A Chat with Jesse Shemen, CEO & Co-Founder at AI Video Translation Software: Papercup

Most of the world’s video and audio content is shackled to a single language. That’s billions of hours of videos on YouTube, millions of podcasts episodes, hundreds of thousands of corporate training videos, tens of thousands of classes on Coursera, and thousands of hours of content on streaming sites., and thousands of hours of content on streaming sites. Content owners are scrambling to go international, yet there is no simple and cost-effective way to translate content beyond subtitling. This is what we set out to tackle with Papercup.

We enable companies to scale high-quality dubbing through our speech translation technology. The pioneering tech at the heart of the company translates voices into other languages with output sound that is indistinguishable from human speech and reflects the characteristics of the original speaker. The speech is then fed into a human-in-the-loop editing interface (think Unbabel or Verbit) which allows for the output to be revised or customized based on a customer’s specifications.
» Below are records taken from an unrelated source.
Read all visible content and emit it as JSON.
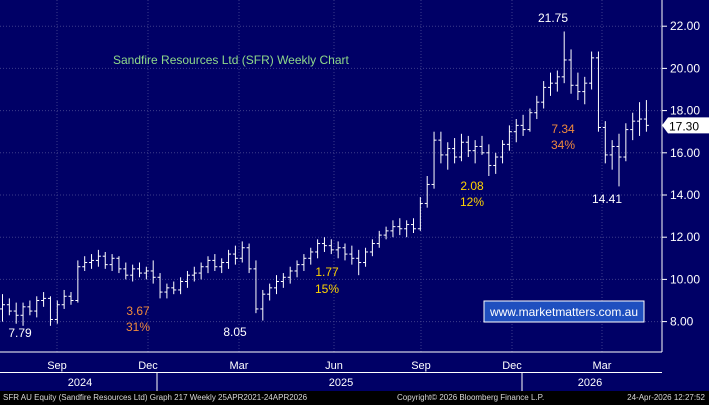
{
  "chart_data": {
    "type": "bar",
    "subtype": "ohlc-weekly",
    "title": "Sandfire Resources Ltd (SFR) Weekly Chart",
    "watermark": "www.marketmatters.com.au",
    "y_axis": {
      "side": "right",
      "ylim": [
        7.3,
        23.2
      ],
      "ticks": [
        "22.00",
        "20.00",
        "18.00",
        "16.00",
        "14.00",
        "12.00",
        "10.00",
        "8.00"
      ],
      "grid": true
    },
    "x_axis": {
      "months": [
        "Sep",
        "Dec",
        "Mar",
        "Jun",
        "Sep",
        "Dec",
        "Mar"
      ],
      "years": [
        "2024",
        "2025",
        "2026"
      ]
    },
    "last_price": "17.30",
    "series": [
      {
        "values": [
          {
            "o": 8.6,
            "h": 9.3,
            "l": 8.0,
            "c": 8.8
          },
          {
            "o": 8.8,
            "h": 9.1,
            "l": 8.3,
            "c": 8.5
          },
          {
            "o": 8.5,
            "h": 8.9,
            "l": 7.9,
            "c": 8.3
          },
          {
            "o": 8.3,
            "h": 8.9,
            "l": 7.8,
            "c": 8.7
          },
          {
            "o": 8.7,
            "h": 9.0,
            "l": 8.3,
            "c": 8.5
          },
          {
            "o": 8.5,
            "h": 9.2,
            "l": 8.2,
            "c": 9.0
          },
          {
            "o": 9.0,
            "h": 9.4,
            "l": 8.7,
            "c": 9.1
          },
          {
            "o": 9.1,
            "h": 9.2,
            "l": 7.8,
            "c": 8.1
          },
          {
            "o": 8.1,
            "h": 9.0,
            "l": 7.9,
            "c": 8.8
          },
          {
            "o": 8.8,
            "h": 9.5,
            "l": 8.6,
            "c": 9.2
          },
          {
            "o": 9.2,
            "h": 9.4,
            "l": 8.8,
            "c": 9.0
          },
          {
            "o": 9.0,
            "h": 10.9,
            "l": 8.9,
            "c": 10.6
          },
          {
            "o": 10.6,
            "h": 11.1,
            "l": 10.4,
            "c": 10.8
          },
          {
            "o": 10.8,
            "h": 11.2,
            "l": 10.5,
            "c": 10.9
          },
          {
            "o": 10.9,
            "h": 11.4,
            "l": 10.6,
            "c": 11.1
          },
          {
            "o": 11.1,
            "h": 11.3,
            "l": 10.5,
            "c": 10.7
          },
          {
            "o": 10.7,
            "h": 11.2,
            "l": 10.4,
            "c": 11.0
          },
          {
            "o": 11.0,
            "h": 11.1,
            "l": 10.3,
            "c": 10.5
          },
          {
            "o": 10.5,
            "h": 10.8,
            "l": 10.0,
            "c": 10.2
          },
          {
            "o": 10.2,
            "h": 10.7,
            "l": 9.9,
            "c": 10.5
          },
          {
            "o": 10.5,
            "h": 10.8,
            "l": 10.1,
            "c": 10.3
          },
          {
            "o": 10.3,
            "h": 10.6,
            "l": 10.0,
            "c": 10.4
          },
          {
            "o": 10.4,
            "h": 10.9,
            "l": 9.8,
            "c": 10.1
          },
          {
            "o": 10.1,
            "h": 10.3,
            "l": 9.1,
            "c": 9.4
          },
          {
            "o": 9.4,
            "h": 9.8,
            "l": 9.1,
            "c": 9.6
          },
          {
            "o": 9.6,
            "h": 9.9,
            "l": 9.3,
            "c": 9.5
          },
          {
            "o": 9.5,
            "h": 10.1,
            "l": 9.3,
            "c": 9.9
          },
          {
            "o": 9.9,
            "h": 10.4,
            "l": 9.6,
            "c": 10.2
          },
          {
            "o": 10.2,
            "h": 10.6,
            "l": 9.9,
            "c": 10.3
          },
          {
            "o": 10.3,
            "h": 10.8,
            "l": 10.0,
            "c": 10.6
          },
          {
            "o": 10.6,
            "h": 11.1,
            "l": 10.3,
            "c": 10.9
          },
          {
            "o": 10.9,
            "h": 11.2,
            "l": 10.4,
            "c": 10.6
          },
          {
            "o": 10.6,
            "h": 11.0,
            "l": 10.3,
            "c": 10.8
          },
          {
            "o": 10.8,
            "h": 11.4,
            "l": 10.5,
            "c": 11.2
          },
          {
            "o": 11.2,
            "h": 11.6,
            "l": 10.7,
            "c": 11.0
          },
          {
            "o": 11.0,
            "h": 11.8,
            "l": 10.8,
            "c": 11.5
          },
          {
            "o": 11.5,
            "h": 11.7,
            "l": 10.3,
            "c": 10.5
          },
          {
            "o": 10.5,
            "h": 10.9,
            "l": 8.4,
            "c": 8.6
          },
          {
            "o": 8.6,
            "h": 9.5,
            "l": 8.05,
            "c": 9.3
          },
          {
            "o": 9.3,
            "h": 9.8,
            "l": 9.0,
            "c": 9.6
          },
          {
            "o": 9.6,
            "h": 10.2,
            "l": 9.3,
            "c": 9.9
          },
          {
            "o": 9.9,
            "h": 10.3,
            "l": 9.6,
            "c": 10.1
          },
          {
            "o": 10.1,
            "h": 10.6,
            "l": 9.8,
            "c": 10.4
          },
          {
            "o": 10.4,
            "h": 10.9,
            "l": 10.1,
            "c": 10.7
          },
          {
            "o": 10.7,
            "h": 11.2,
            "l": 10.4,
            "c": 11.0
          },
          {
            "o": 11.0,
            "h": 11.5,
            "l": 10.7,
            "c": 11.3
          },
          {
            "o": 11.3,
            "h": 11.9,
            "l": 11.0,
            "c": 11.7
          },
          {
            "o": 11.7,
            "h": 12.0,
            "l": 11.3,
            "c": 11.6
          },
          {
            "o": 11.6,
            "h": 11.9,
            "l": 11.2,
            "c": 11.4
          },
          {
            "o": 11.4,
            "h": 11.8,
            "l": 11.0,
            "c": 11.5
          },
          {
            "o": 11.5,
            "h": 11.7,
            "l": 10.9,
            "c": 11.2
          },
          {
            "o": 11.2,
            "h": 11.6,
            "l": 10.7,
            "c": 11.0
          },
          {
            "o": 11.0,
            "h": 11.4,
            "l": 10.2,
            "c": 10.8
          },
          {
            "o": 10.8,
            "h": 11.5,
            "l": 10.6,
            "c": 11.3
          },
          {
            "o": 11.3,
            "h": 11.9,
            "l": 11.1,
            "c": 11.7
          },
          {
            "o": 11.7,
            "h": 12.3,
            "l": 11.5,
            "c": 12.1
          },
          {
            "o": 12.1,
            "h": 12.5,
            "l": 11.9,
            "c": 12.3
          },
          {
            "o": 12.3,
            "h": 12.8,
            "l": 12.0,
            "c": 12.5
          },
          {
            "o": 12.5,
            "h": 12.9,
            "l": 12.1,
            "c": 12.4
          },
          {
            "o": 12.4,
            "h": 12.8,
            "l": 12.0,
            "c": 12.6
          },
          {
            "o": 12.6,
            "h": 12.9,
            "l": 12.2,
            "c": 12.4
          },
          {
            "o": 12.4,
            "h": 13.9,
            "l": 12.3,
            "c": 13.6
          },
          {
            "o": 13.6,
            "h": 14.9,
            "l": 13.4,
            "c": 14.5
          },
          {
            "o": 14.5,
            "h": 17.0,
            "l": 14.3,
            "c": 16.6
          },
          {
            "o": 16.6,
            "h": 17.0,
            "l": 15.5,
            "c": 15.9
          },
          {
            "o": 15.9,
            "h": 16.5,
            "l": 15.2,
            "c": 16.2
          },
          {
            "o": 16.2,
            "h": 16.7,
            "l": 15.5,
            "c": 15.8
          },
          {
            "o": 15.8,
            "h": 16.9,
            "l": 15.6,
            "c": 16.5
          },
          {
            "o": 16.5,
            "h": 16.8,
            "l": 15.8,
            "c": 16.1
          },
          {
            "o": 16.1,
            "h": 16.6,
            "l": 15.5,
            "c": 16.3
          },
          {
            "o": 16.3,
            "h": 16.8,
            "l": 15.9,
            "c": 16.0
          },
          {
            "o": 16.0,
            "h": 16.4,
            "l": 14.9,
            "c": 15.4
          },
          {
            "o": 15.4,
            "h": 16.0,
            "l": 15.0,
            "c": 15.8
          },
          {
            "o": 15.8,
            "h": 16.6,
            "l": 15.5,
            "c": 16.4
          },
          {
            "o": 16.4,
            "h": 17.3,
            "l": 16.1,
            "c": 17.0
          },
          {
            "o": 17.0,
            "h": 17.6,
            "l": 16.5,
            "c": 17.3
          },
          {
            "o": 17.3,
            "h": 17.8,
            "l": 16.8,
            "c": 17.1
          },
          {
            "o": 17.1,
            "h": 18.1,
            "l": 17.0,
            "c": 17.9
          },
          {
            "o": 17.9,
            "h": 18.7,
            "l": 17.6,
            "c": 18.4
          },
          {
            "o": 18.4,
            "h": 19.4,
            "l": 18.1,
            "c": 19.1
          },
          {
            "o": 19.1,
            "h": 19.8,
            "l": 18.7,
            "c": 19.3
          },
          {
            "o": 19.3,
            "h": 19.9,
            "l": 18.9,
            "c": 19.6
          },
          {
            "o": 19.6,
            "h": 21.75,
            "l": 19.3,
            "c": 20.4
          },
          {
            "o": 20.4,
            "h": 20.9,
            "l": 18.8,
            "c": 19.2
          },
          {
            "o": 19.2,
            "h": 19.8,
            "l": 18.5,
            "c": 18.9
          },
          {
            "o": 18.9,
            "h": 19.6,
            "l": 18.3,
            "c": 19.3
          },
          {
            "o": 19.3,
            "h": 20.8,
            "l": 19.0,
            "c": 20.5
          },
          {
            "o": 20.5,
            "h": 20.8,
            "l": 17.0,
            "c": 17.2
          },
          {
            "o": 17.2,
            "h": 17.5,
            "l": 15.5,
            "c": 15.9
          },
          {
            "o": 15.9,
            "h": 16.6,
            "l": 15.2,
            "c": 16.3
          },
          {
            "o": 16.3,
            "h": 16.9,
            "l": 14.41,
            "c": 15.8
          },
          {
            "o": 15.8,
            "h": 17.4,
            "l": 15.6,
            "c": 17.1
          },
          {
            "o": 17.1,
            "h": 17.9,
            "l": 16.6,
            "c": 17.5
          },
          {
            "o": 17.5,
            "h": 18.4,
            "l": 16.8,
            "c": 17.6
          },
          {
            "o": 17.6,
            "h": 18.5,
            "l": 17.0,
            "c": 17.3
          }
        ]
      }
    ],
    "annotations": [
      {
        "text": "7.79",
        "color": "#ffffff"
      },
      {
        "text": "3.67",
        "color": "#f08a3c"
      },
      {
        "text": "31%",
        "color": "#f08a3c"
      },
      {
        "text": "8.05",
        "color": "#ffffff"
      },
      {
        "text": "1.77",
        "color": "#ffd400"
      },
      {
        "text": "15%",
        "color": "#ffd400"
      },
      {
        "text": "2.08",
        "color": "#ffd400"
      },
      {
        "text": "12%",
        "color": "#ffd400"
      },
      {
        "text": "21.75",
        "color": "#ffffff"
      },
      {
        "text": "7.34",
        "color": "#f08a3c"
      },
      {
        "text": "34%",
        "color": "#f08a3c"
      },
      {
        "text": "14.41",
        "color": "#ffffff"
      }
    ]
  },
  "footer": {
    "left": "SFR AU Equity (Sandfire Resources Ltd) Graph 217 Weekly 25APR2021-24APR2026",
    "middle": "Copyright© 2026 Bloomberg Finance L.P.",
    "right": "24-Apr-2026 12:27:52"
  },
  "colors": {
    "background": "#000066",
    "title": "#8fd88a",
    "grid": "#3d3d8a",
    "bars": "#ffffff",
    "watermark": "#1f4fbf"
  }
}
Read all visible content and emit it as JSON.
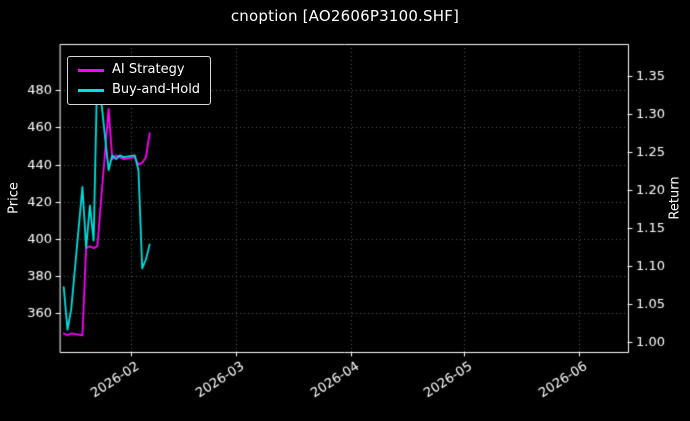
{
  "title": "cnoption [AO2606P3100.SHF]",
  "axes": {
    "left_label": "Price",
    "right_label": "Return"
  },
  "legend": {
    "position": "upper left",
    "items": [
      {
        "label": "AI Strategy",
        "color": "#ff00ff"
      },
      {
        "label": "Buy-and-Hold",
        "color": "#00e0e0"
      }
    ]
  },
  "colors": {
    "background": "#000000",
    "text": "#ffffff",
    "grid": "#555555",
    "spine": "#ffffff"
  },
  "chart_data": {
    "type": "line",
    "title": "cnoption [AO2606P3100.SHF]",
    "xlabel": "",
    "ylabel_left": "Price",
    "ylabel_right": "Return",
    "grid": true,
    "legend_position": "upper left",
    "x_range": [
      "2026-01-13",
      "2026-06-14"
    ],
    "ylim_left": [
      339,
      505
    ],
    "ylim_right": [
      0.987,
      1.392
    ],
    "y_ticks_left": [
      360,
      380,
      400,
      420,
      440,
      460,
      480
    ],
    "y_ticks_right": [
      1.0,
      1.05,
      1.1,
      1.15,
      1.2,
      1.25,
      1.3,
      1.35
    ],
    "x_ticks": [
      {
        "date": "2026-02-01",
        "label": "2026-02"
      },
      {
        "date": "2026-03-01",
        "label": "2026-03"
      },
      {
        "date": "2026-04-01",
        "label": "2026-04"
      },
      {
        "date": "2026-05-01",
        "label": "2026-05"
      },
      {
        "date": "2026-06-01",
        "label": "2026-06"
      }
    ],
    "x": [
      "2026-01-14",
      "2026-01-15",
      "2026-01-16",
      "2026-01-19",
      "2026-01-20",
      "2026-01-21",
      "2026-01-22",
      "2026-01-23",
      "2026-01-26",
      "2026-01-27",
      "2026-01-28",
      "2026-01-29",
      "2026-01-30",
      "2026-02-02",
      "2026-02-03",
      "2026-02-04",
      "2026-02-05",
      "2026-02-06"
    ],
    "series": [
      {
        "name": "AI Strategy",
        "color": "#ff00ff",
        "values": [
          349,
          348,
          349,
          348,
          395,
          396,
          395,
          396,
          470,
          443,
          445,
          444,
          443,
          444,
          440,
          441,
          444,
          457
        ]
      },
      {
        "name": "Buy-and-Hold",
        "color": "#00e0e0",
        "values": [
          374,
          351,
          362,
          428,
          395,
          418,
          399,
          494,
          437,
          445,
          443,
          445,
          444,
          445,
          437,
          384,
          389,
          397
        ]
      }
    ]
  }
}
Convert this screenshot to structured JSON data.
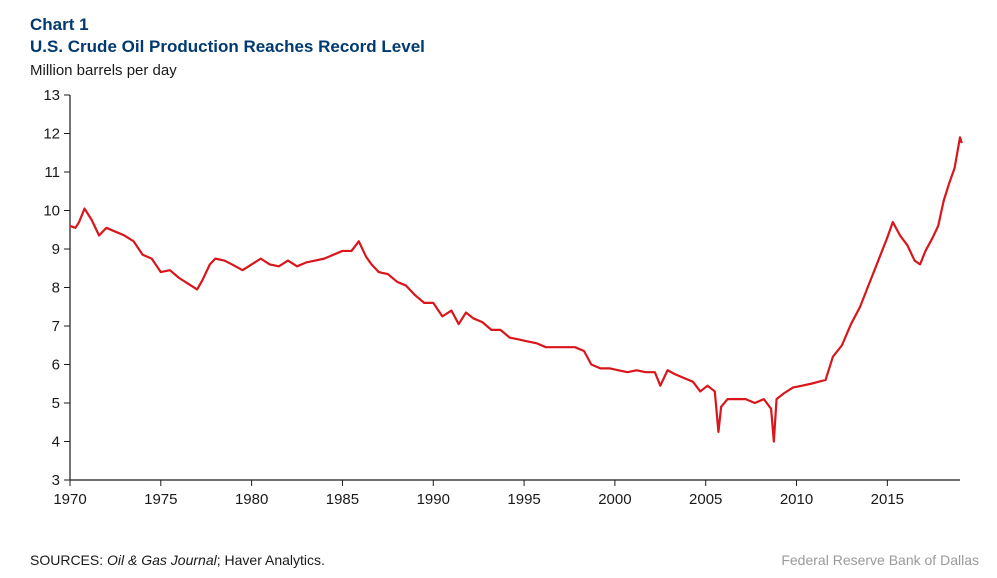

The ultimate aim with our technology is simple. We want to make all voice-based content, whether a TED lecture or live news coverage of the Olympics, consumable in any language. We’re currently doing this for Sky News, Business Insider, BBC, Red Hat, and Yoga with Adriene, improving their global reach.
Papercup - Crunchbase Company Profile & Funding

How did you come up with the idea for the company?

It’s easy to overlook the sheer amount of content we have access to. People are watching five hours of video every day. Every minute, 500 hours of content is uploaded to YouTube. The video landscape is continuously changing and growing, but the majority of this video content is still locked in one language, making it unavailable to audiences around the world to listen to. Jiameng and I saw this as a huge opportunity in the video content creation space.

For the current six billion non-English speakers around the world, the video watching experience is less than ideal and when views are integral to success, this presents a key challenge for content owners across the board. Yes, subtitles are great, people want to watch content in their own languages. We built Papercup to address this. Our automated technology translates voices into a variety of languages to increase accessibility for audiences no matter what language they happen to speak.


How has the company evolved during the pandemic?

As with many digital-first industries, the pandemic hasn’t completely disrupted the way we operate or what we focus on. What we have sensed is a material change in the market. Within the first 12 months of the pandemic, companies were vying for the attention of audiences online and so were forced to consider international markets to maintain or continue growth – both on the media content side and from the perspective of the enterprise.

For media, it was a way to continue to grow audiences without having to necessarily invest in creating totally new content for those markets. For enterprises – it was a way of ensuring that internal teams, as well as customers, remained engaged with the company despite a lack of physical contact. For smart companies, the adoption of automation was both necessary and economical during this period.

What can we hope to see from Papercup in the future?

Our mission from the start has been to make the world’s videos watchable in any language. We’re achieving this in two distinct ways. Firstly, fundamental research in machine learning improves the expressivity and naturalness of our synthetic voices while we roll out new languages. Secondly, we’re educating and informing a whole new market that has never thought about localization or dubbing before as historically the price point was prohibitive. As we progress on these two fronts, we aim to tackle more territories, languages and content types to localize and make video content available to a global audience.

Down the line, we think we’ll be able to extend our technology to any form of human dialogue – allowing any two people to speak with one another regardless of what language they happen to speak. In other words – your voice, in another language.